Nous commençons par « Dératiseur », un Elfe des bois maigre et nerveux qui ne parlait qu'à mi-voix. « J'ai tué un trameur, » me confia-t-il. « Ouaip, un trameur. Ce morpion racontait des histoires. Des fausses. Des histoires sur mon grand-oncle Nirtharing, un saute-arbres qu'avait jamais rien fait à personne ! Bien sûr, il avait coupé une branche ou deux en son temps. Ça arrive à tout le monde, pas ? Faut bien vivre. Mais ce trameur, il chantait comme quoi le gars avait abattu des grahts entiers, en crachant sur le Vert tout du long ! Alors, je me suis dit que j'allais y couper ses chansons. Je lui ai filé un sourire du Val boisé. D'une oreille à l'autre. Et je recommencerais, pardi. En un clin d'œil de Serpent ! »

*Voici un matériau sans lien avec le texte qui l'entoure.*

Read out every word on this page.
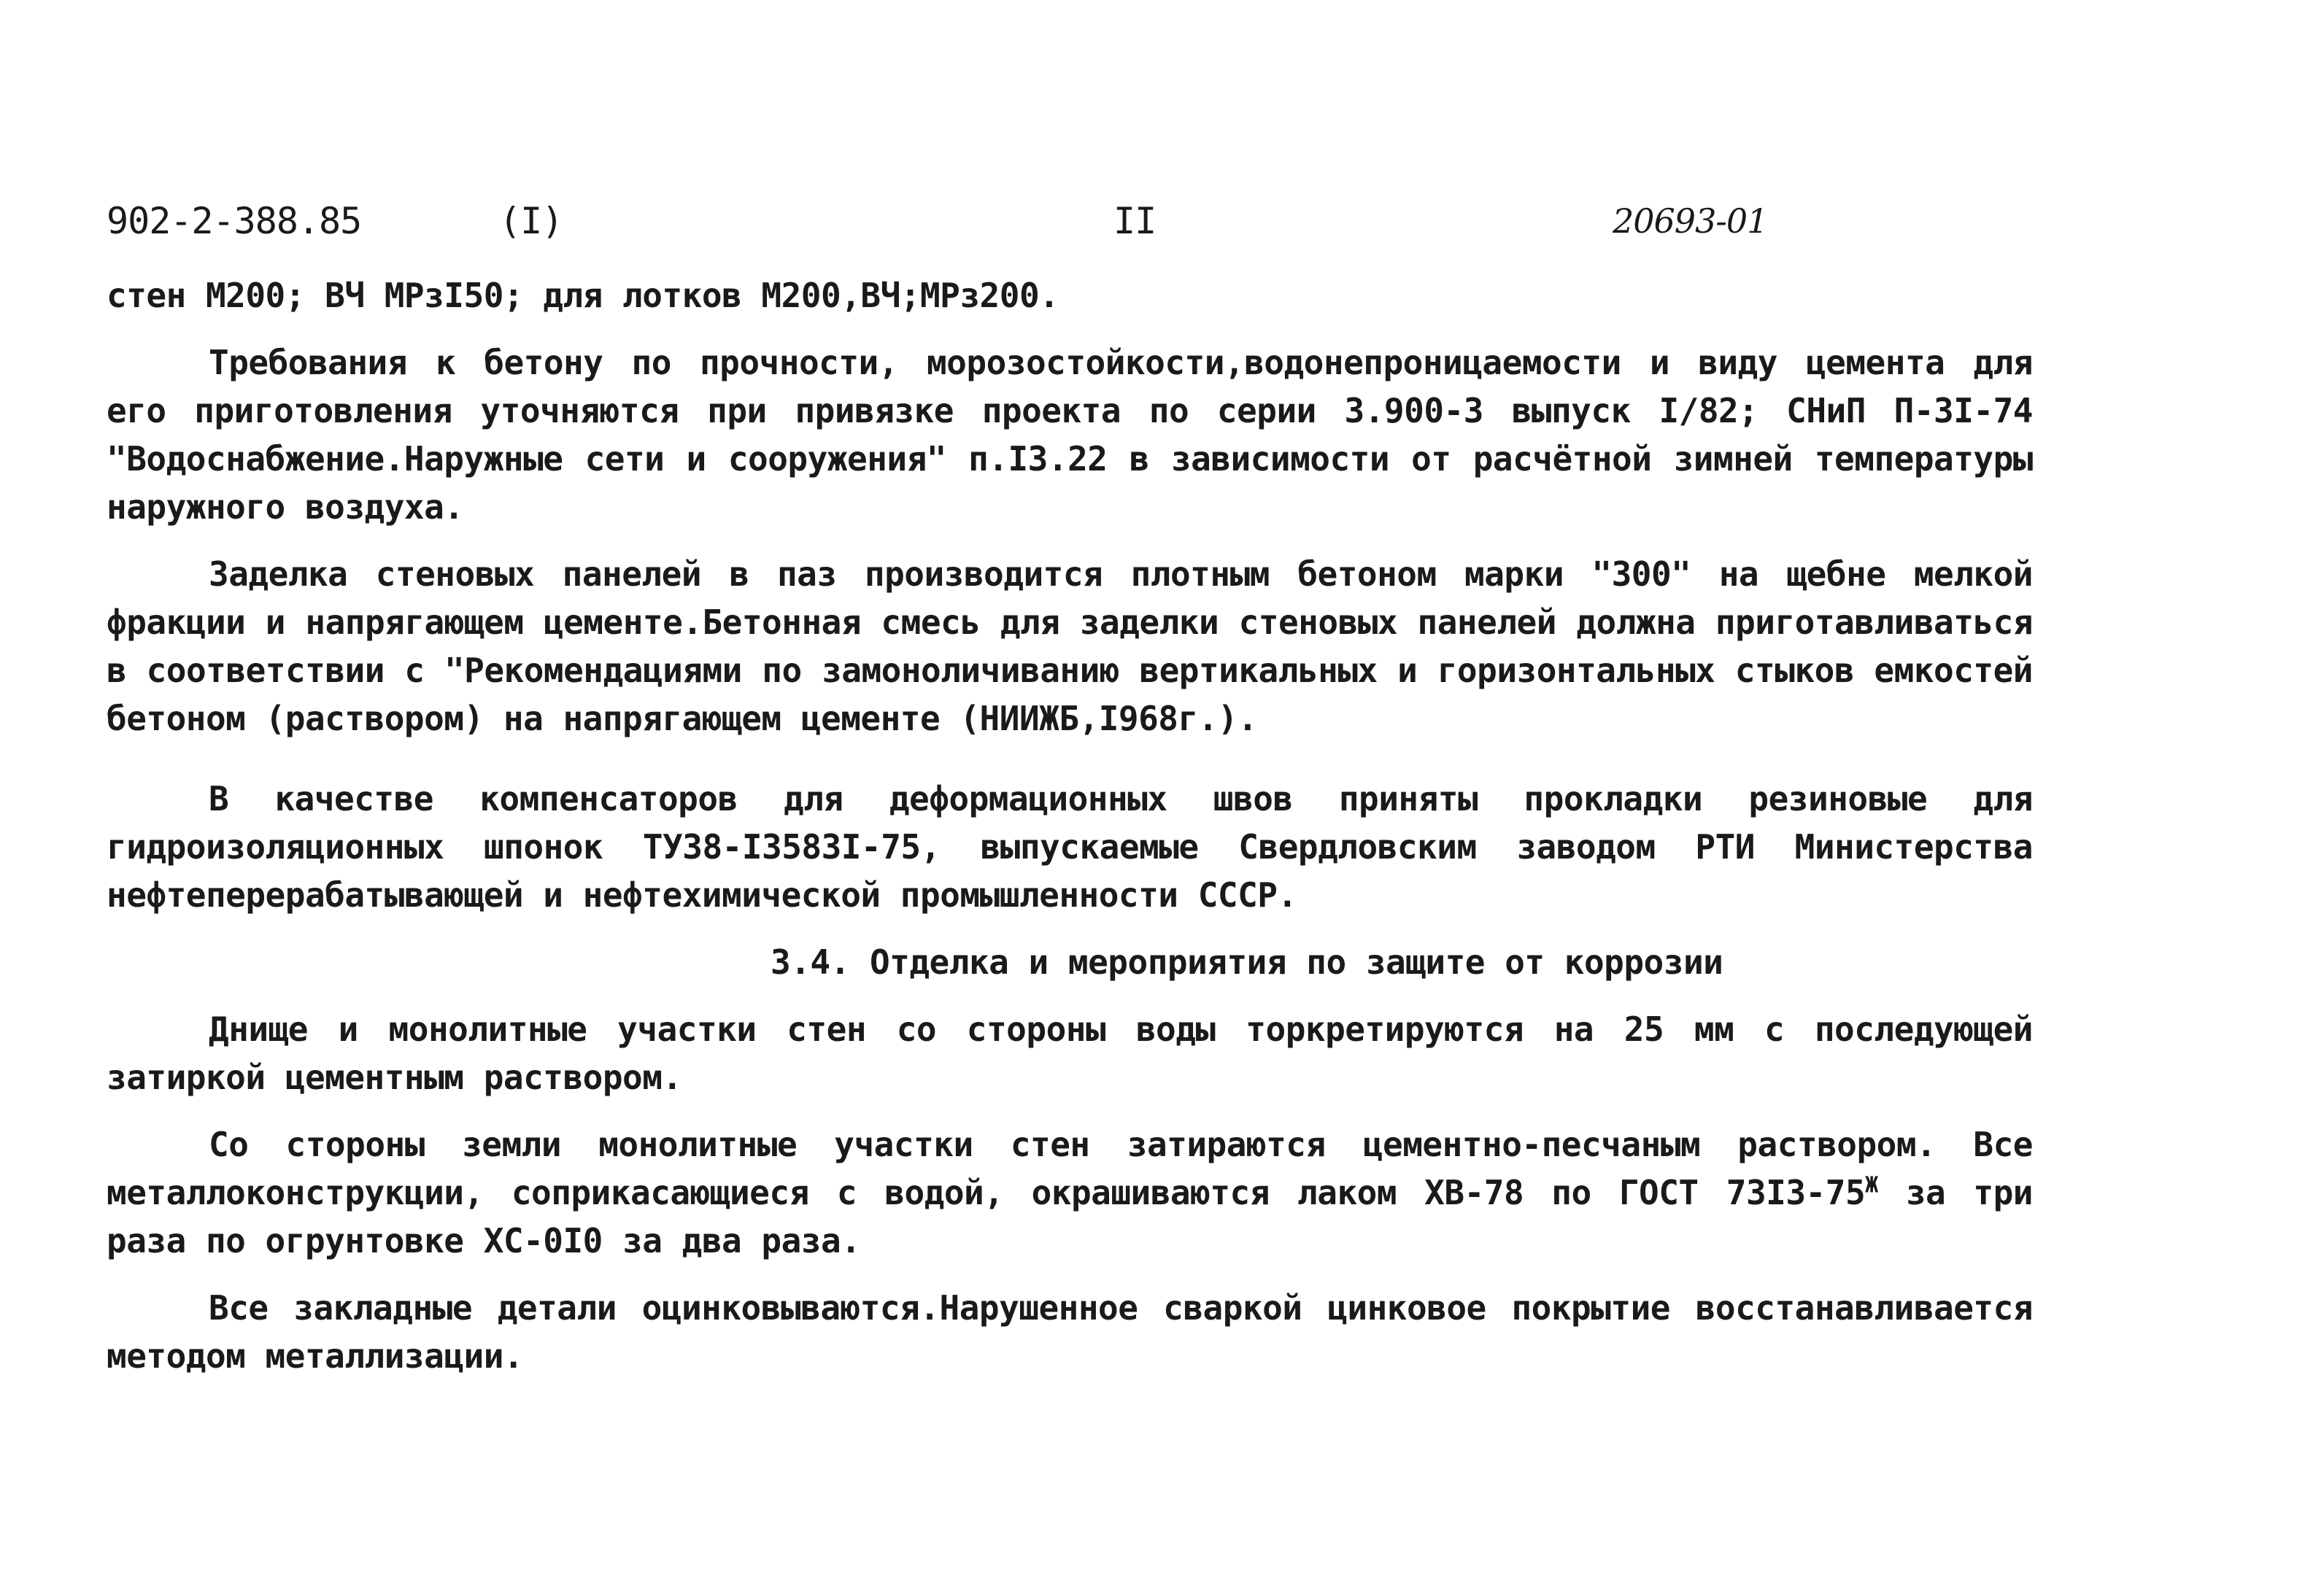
902-2-388.85	(I)	II	20693-01

стен М200; ВЧ МРзI50; для лотков М200,ВЧ;МРз200.

Требования к бетону по прочности, морозостойкости,водонепроницаемости и виду цемента для его приготовления уточняются при привязке проекта по серии 3.900-3 выпуск I/82; СНиП П-3I-74 "Водоснабжение.Наружные сети и сооружения" п.I3.22 в зависимости от расчётной зимней температуры наружного воздуха.

Заделка стеновых панелей в паз производится плотным бетоном марки "300" на щебне мелкой фракции и напрягающем цементе.Бетонная смесь для заделки стеновых панелей должна приготавливаться в соответствии с "Рекомендациями по замоноличиванию вертикальных и горизонтальных стыков емкостей бетоном (раствором) на напрягающем цементе (НИИЖБ,I968г.).

В качестве компенсаторов для деформационных швов приняты прокладки резиновые для гидроизоляционных шпонок ТУ38-I3583I-75, выпускаемые Свердловским заводом РТИ Министерства нефтеперерабатывающей и нефтехимической промышленности СССР.

3.4. Отделка и мероприятия по защите от коррозии

Днище и монолитные участки стен со стороны воды торкретируются на 25 мм с последующей затиркой цементным раствором.

Со стороны земли монолитные участки стен затираются цементно-песчаным раствором. Все металлоконструкции, соприкасающиеся с водой, окрашиваются лаком ХВ-78 по ГОСТ $73I3-75^Ж$ за три раза по огрунтовке ХС-0I0 за два раза.

Все закладные детали оцинковываются.Нарушенное сваркой цинковое покрытие восстанавливается методом металлизации.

Plus tard, je rencontrai une Haute-Elfe étonnamment éloquente appelée « Grande Amanel » (je découvris plus tard qu'elle avait tué la « Petite Amanel » avec un harpon rouillé.) L'histoire de la Grande Amanel commençait simplement, mais prit un tournant alarmant vers la fin. « Je suis ce qu'on appelle une aprax, » m'expliqua-t-elle d'un ton mesuré. « C'est un Haut-Elfe qui enfreint la loi au Couchant. En général, on vous exile. On vous brise votre calian… un objet précieux qu'on reçoit en héritage… et on vous envoie dans la forêt ou dans les égouts, ou je ne sais pas où les apraxiques et les hulkynds ou les exilés s'installent. J'ai passé du temps comme ça. À réfléchir, vous comprenez. À réfléchir à tous les privilèges dont on nous privait, à cause de crimes sans victimes ou de mauvaises décisions de jeunesse. Alors j'ai décidé de tout arranger. Je me suis glissée dans les cloîtres du Curé ascendant par une nuit fraîche d'âtrefeu, et j'ai discrètement verrouillé les portes. Et je les ai calées, pour bonne mesure. Puis j'ai allumé le feu. Un joli petit brasier, qui a nettoyé tout le bâtiment. Personne n'est sorti. J'y ai bien veillé. Je me suis rendue aux grands jurises peu de temps après. Eh bien si on brûle une dizaine de membres de l'autorité religieuses, ils ne se contentent plus de briser votre calian. C'est aussi bien, cet endroit me sortait par les yeux. »

Pour finir, je m'entretins avec un Bréton aux cheveux blonds appelée « Saule Fendu. » Ce mage jouissait d'une certaine renommée dans la bande. Il parlait avec une candeur qui me glaça plus encore que les fanfaronnades des précédents. Il s'avère que j'avais raison de m'inquiéter. Il ne tarda pas à entrer dans les détails sordides de ses crimes. « Je mange des gens, » admit-il. « Pas à la façon rigolote dont les Elfes des bois sont censés le faire. (C'est des âneries, d'ailleurs. J'ai rencontré davantage d'Elfes des bois que je ne pourrais en compter, et aucun ne s'est jamais attablé avec moi.) Je suis un adepte de Namira. Ses commandements et ses passions sont clairs. Je ne ressens aucune honte. J'y prends plaisir, et ses présents sont la preuve de ma sagesse. Voulez-vous savoir quelle race a le meilleur goût ? » Je voulus protester, mais il poursuivit. « Les Hauts-Elfes. Toute cette fierté, ce sentiment de supériorité, ça leur donne un goût sucré. Bien plus que les Khajiits, aussi étrange que ça paraisse. Tenez, j'en ai, si vous voulez goûter. » En entendant ces mots, je pris mes jambes à mon cou. Et embarquai bientôt pour quitter cet endroit.

Je n'ai rien à ajouter, sinon ceci : si vous vous retrouvez un jour devant un juge qui doit rendre sa sentence, priez pour qu'il fasse preuve de pitié et vous envoie ailleurs que sur Amenos. C'est un endroit infâme, qu'il vaudrait mieux oublier.